Hong Kong’s food donors seek funding for sustainability
Helping to reduce food waste in Hong Kong, food donors are seeking a funding to sustain their operations, Astor Wong, project manager of Food Angel by Bo Charity Foundation, said.
“Like all non-subvented charities, money is always one of the biggest challenges,” she said in an email. Food Angel had saved 752,600 kilograms of surplus food from going to wasteland, and served 1,030,000 meals since March 2011, its website states.
Some 30 small and medium food donation organizations have collected and distributed recycled meat and vegetables to Hong Kong people, said Celia Fung, former environmental affairs officer of Friends of Earth (FOE), a charitable organization here, in a phone interview on Monday.
Having worked with FOE in the last 4 years, Fung said they began advocating food waste reduction in 2010 by pushing markets to donate their surplus foods to organizations that distribute recycled foods, she said.
“The campaign was successful,” she said, however, food donors “cannot put all their efforts in saving food.” She said, as non-profitable groups, they collect and distribute for free, thus, seeking subsidies to be sustainable.
Another challenge that food donors face is the difficulty in persuading commercial sectors to donate food because of safety issues, Fung said.

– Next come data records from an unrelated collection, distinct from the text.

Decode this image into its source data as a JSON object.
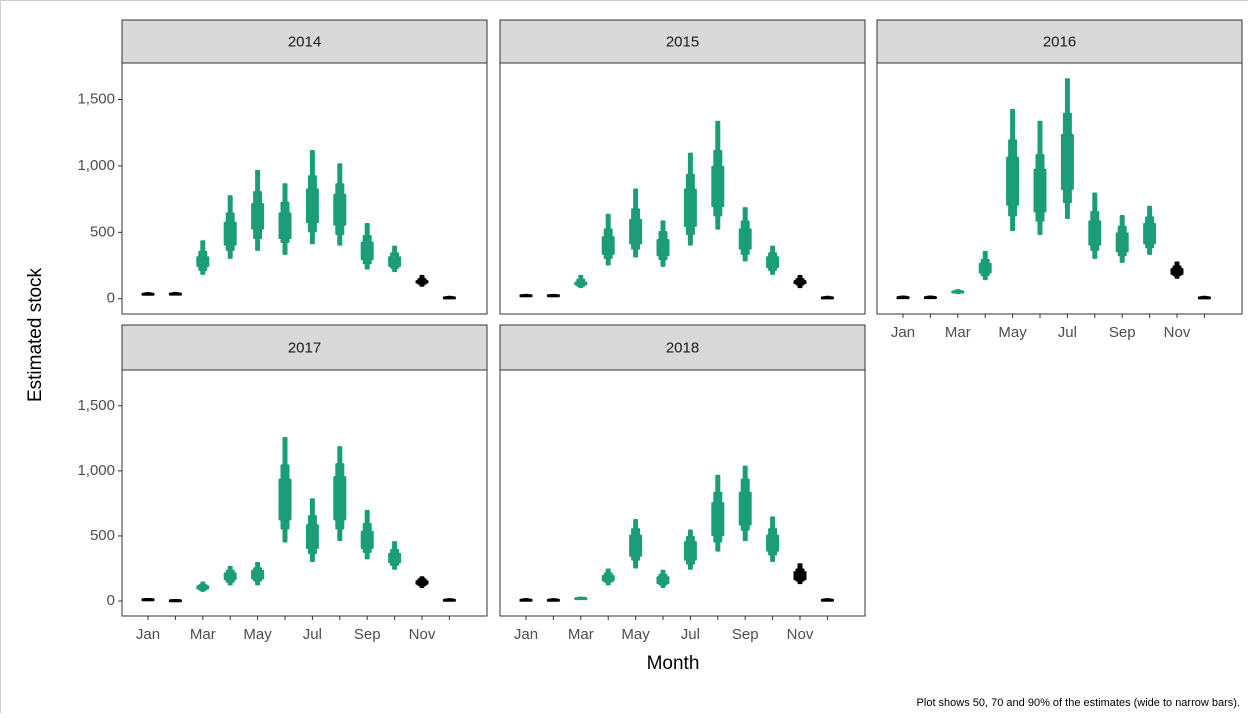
{
  "chart_data": {
    "type": "interval",
    "ylabel": "Estimated stock",
    "xlabel": "Month",
    "caption": "Plot shows 50, 70 and 90% of the estimates (wide to narrow bars).",
    "categories": [
      "Jan",
      null,
      "Mar",
      null,
      "May",
      null,
      "Jul",
      null,
      "Sep",
      null,
      "Nov",
      null
    ],
    "colors": [
      "#000000",
      "#000000",
      "#1b9e77",
      "#1b9e77",
      "#1b9e77",
      "#1b9e77",
      "#1b9e77",
      "#1b9e77",
      "#1b9e77",
      "#1b9e77",
      "#000000",
      "#000000"
    ],
    "ylim": [
      -115,
      1775
    ],
    "yticks": [
      0,
      500,
      {
        "value": 1000,
        "label": "1,000"
      },
      {
        "value": 1500,
        "label": "1,500"
      }
    ],
    "facets": [
      {
        "title": "2014",
        "values": [
          [
            30,
            33,
            36,
            45,
            48,
            50
          ],
          [
            32,
            35,
            38,
            46,
            49,
            52
          ],
          [
            180,
            210,
            240,
            320,
            360,
            440
          ],
          [
            300,
            360,
            400,
            580,
            650,
            780
          ],
          [
            360,
            450,
            520,
            720,
            810,
            970
          ],
          [
            330,
            420,
            450,
            650,
            730,
            870
          ],
          [
            410,
            500,
            570,
            830,
            930,
            1120
          ],
          [
            400,
            480,
            550,
            790,
            870,
            1020
          ],
          [
            220,
            260,
            290,
            430,
            480,
            570
          ],
          [
            200,
            225,
            240,
            320,
            350,
            400
          ],
          [
            90,
            105,
            115,
            140,
            155,
            180
          ],
          [
            8,
            10,
            12,
            18,
            20,
            22
          ]
        ]
      },
      {
        "title": "2015",
        "values": [
          [
            25,
            27,
            28,
            34,
            35,
            37
          ],
          [
            25,
            27,
            28,
            34,
            35,
            37
          ],
          [
            80,
            90,
            100,
            130,
            150,
            180
          ],
          [
            250,
            300,
            330,
            470,
            530,
            640
          ],
          [
            310,
            370,
            410,
            600,
            680,
            830
          ],
          [
            240,
            290,
            320,
            450,
            510,
            590
          ],
          [
            400,
            480,
            540,
            830,
            940,
            1100
          ],
          [
            520,
            620,
            690,
            1000,
            1120,
            1340
          ],
          [
            280,
            330,
            370,
            530,
            590,
            690
          ],
          [
            180,
            210,
            230,
            320,
            350,
            400
          ],
          [
            80,
            100,
            110,
            140,
            155,
            180
          ],
          [
            8,
            10,
            12,
            18,
            20,
            22
          ]
        ]
      },
      {
        "title": "2016",
        "values": [
          [
            10,
            12,
            14,
            20,
            22,
            24
          ],
          [
            10,
            12,
            14,
            20,
            22,
            24
          ],
          [
            35,
            40,
            45,
            62,
            66,
            72
          ],
          [
            140,
            170,
            190,
            270,
            300,
            360
          ],
          [
            510,
            620,
            700,
            1070,
            1200,
            1430
          ],
          [
            480,
            580,
            650,
            980,
            1090,
            1340
          ],
          [
            600,
            720,
            820,
            1240,
            1400,
            1660
          ],
          [
            300,
            360,
            400,
            590,
            660,
            800
          ],
          [
            270,
            320,
            350,
            500,
            550,
            630
          ],
          [
            330,
            380,
            410,
            570,
            620,
            700
          ],
          [
            150,
            170,
            180,
            230,
            250,
            280
          ],
          [
            8,
            10,
            12,
            18,
            20,
            22
          ]
        ]
      },
      {
        "title": "2017",
        "values": [
          [
            15,
            16,
            17,
            21,
            22,
            23
          ],
          [
            8,
            9,
            10,
            14,
            15,
            16
          ],
          [
            70,
            80,
            90,
            120,
            130,
            150
          ],
          [
            120,
            140,
            160,
            220,
            240,
            270
          ],
          [
            120,
            150,
            165,
            240,
            260,
            300
          ],
          [
            450,
            550,
            620,
            940,
            1050,
            1260
          ],
          [
            300,
            360,
            400,
            590,
            660,
            790
          ],
          [
            460,
            550,
            620,
            960,
            1060,
            1190
          ],
          [
            320,
            370,
            400,
            540,
            600,
            700
          ],
          [
            240,
            270,
            290,
            370,
            400,
            460
          ],
          [
            100,
            115,
            125,
            160,
            175,
            190
          ],
          [
            8,
            10,
            12,
            18,
            20,
            22
          ]
        ]
      },
      {
        "title": "2018",
        "values": [
          [
            8,
            10,
            12,
            18,
            20,
            22
          ],
          [
            8,
            10,
            12,
            18,
            20,
            22
          ],
          [
            20,
            22,
            24,
            30,
            32,
            34
          ],
          [
            120,
            140,
            150,
            200,
            220,
            250
          ],
          [
            250,
            310,
            340,
            510,
            560,
            630
          ],
          [
            100,
            120,
            130,
            190,
            210,
            240
          ],
          [
            240,
            280,
            310,
            460,
            500,
            550
          ],
          [
            380,
            450,
            500,
            760,
            840,
            970
          ],
          [
            460,
            540,
            580,
            840,
            940,
            1040
          ],
          [
            300,
            350,
            380,
            510,
            560,
            650
          ],
          [
            130,
            150,
            160,
            230,
            250,
            290
          ],
          [
            8,
            10,
            12,
            18,
            20,
            22
          ]
        ]
      }
    ]
  }
}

As for Wong, it takes more time to popularize food donation among industries because the concept of food recycling is “still relatively new in Hong Kong.”

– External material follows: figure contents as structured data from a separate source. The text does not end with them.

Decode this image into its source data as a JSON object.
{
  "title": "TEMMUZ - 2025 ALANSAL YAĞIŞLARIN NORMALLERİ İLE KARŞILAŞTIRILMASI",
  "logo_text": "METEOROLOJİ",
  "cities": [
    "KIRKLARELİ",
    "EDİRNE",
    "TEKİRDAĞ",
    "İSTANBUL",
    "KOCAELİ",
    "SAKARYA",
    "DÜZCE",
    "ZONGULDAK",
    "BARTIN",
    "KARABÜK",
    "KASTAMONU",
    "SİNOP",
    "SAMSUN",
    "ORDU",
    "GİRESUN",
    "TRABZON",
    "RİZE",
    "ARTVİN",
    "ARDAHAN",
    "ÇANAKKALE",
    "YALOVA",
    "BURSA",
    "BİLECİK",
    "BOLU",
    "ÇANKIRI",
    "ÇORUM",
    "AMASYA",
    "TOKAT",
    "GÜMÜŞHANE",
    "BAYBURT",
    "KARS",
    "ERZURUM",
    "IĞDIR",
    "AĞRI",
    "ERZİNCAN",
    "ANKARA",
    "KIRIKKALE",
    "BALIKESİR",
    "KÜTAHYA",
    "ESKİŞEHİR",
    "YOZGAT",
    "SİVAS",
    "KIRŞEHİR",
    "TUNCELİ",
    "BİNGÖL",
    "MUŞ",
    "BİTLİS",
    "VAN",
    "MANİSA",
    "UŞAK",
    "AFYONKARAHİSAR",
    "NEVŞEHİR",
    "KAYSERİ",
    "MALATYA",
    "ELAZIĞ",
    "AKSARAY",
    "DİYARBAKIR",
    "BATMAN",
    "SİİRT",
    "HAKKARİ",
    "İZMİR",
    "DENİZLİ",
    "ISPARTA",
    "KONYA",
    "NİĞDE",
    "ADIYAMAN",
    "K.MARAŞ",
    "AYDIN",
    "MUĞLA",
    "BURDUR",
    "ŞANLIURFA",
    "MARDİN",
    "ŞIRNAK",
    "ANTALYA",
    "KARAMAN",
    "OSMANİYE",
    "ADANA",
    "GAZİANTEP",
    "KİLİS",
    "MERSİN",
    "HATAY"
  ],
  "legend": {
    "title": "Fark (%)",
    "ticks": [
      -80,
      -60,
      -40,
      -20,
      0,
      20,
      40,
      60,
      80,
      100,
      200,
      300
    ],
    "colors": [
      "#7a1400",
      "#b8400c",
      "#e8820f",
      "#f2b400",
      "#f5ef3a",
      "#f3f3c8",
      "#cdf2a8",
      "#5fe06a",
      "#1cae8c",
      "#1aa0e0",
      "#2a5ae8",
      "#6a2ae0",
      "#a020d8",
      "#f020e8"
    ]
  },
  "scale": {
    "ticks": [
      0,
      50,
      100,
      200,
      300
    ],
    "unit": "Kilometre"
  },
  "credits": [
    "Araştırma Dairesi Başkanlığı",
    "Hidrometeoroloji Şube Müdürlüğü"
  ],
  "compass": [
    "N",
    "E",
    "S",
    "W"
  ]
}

Furthermore, commercial sectors hesitate to donate their surplus foods because there is no law to regulate food donations, including food recycling measures, Fung said. She said non-government organizations have been lobbying policies related to food waste management for three years now, but, the legislative body has other priorities. She added that while accident related to food recycling has not occurred yet, there is no urgency for the government to tackle the issue.
Hong Kong produces an average of 9,000 tons per day (tpd) of municipal solid waste, one-third of which were food waste, Fung said.
Solid waste monitoring reports show that food waste was reduced by 247 tpd, from 3,584 tpd in 2011 to 3,337 tpd in 2012. This was due to reduction of food waste in industrial and commercial waste from 1,056 tpd in 2011 to 809 tpd in 2012.
Fung said the campaign has helped to achieve such decrease in food waste, adding that food donors had served meals to over a thousand families.
On the contrary, the same data show 282 tpd increase in total municipal solid waste from 8,996 tpd in 2011 to 9,278 tpd in 2012. The government is yet to update data on solid waste monitoring in 2013 and 2014.
Meanwhile, environmental experts and officers from 22 Asian countries will exchange views about solid waste management, including food waste, during the Eco Expo Asia-International Trade Fair on Environmental Protection, being held from Oct. 29 to Nov. 1 in Hong Kong, Sum Luk of the Hong Kong Trade Development Council said Monday in a phone interview.
“Food waste remains a big problem in Hong Kong, but it could be solved if people would only get what they can eat,” Jerry Lo, 28, sales executive of Harbour Grand Hong Kong and resident in Tsing Yi, said in an interview.
A man passes by a food shop at Mong Kok, Hong Kong.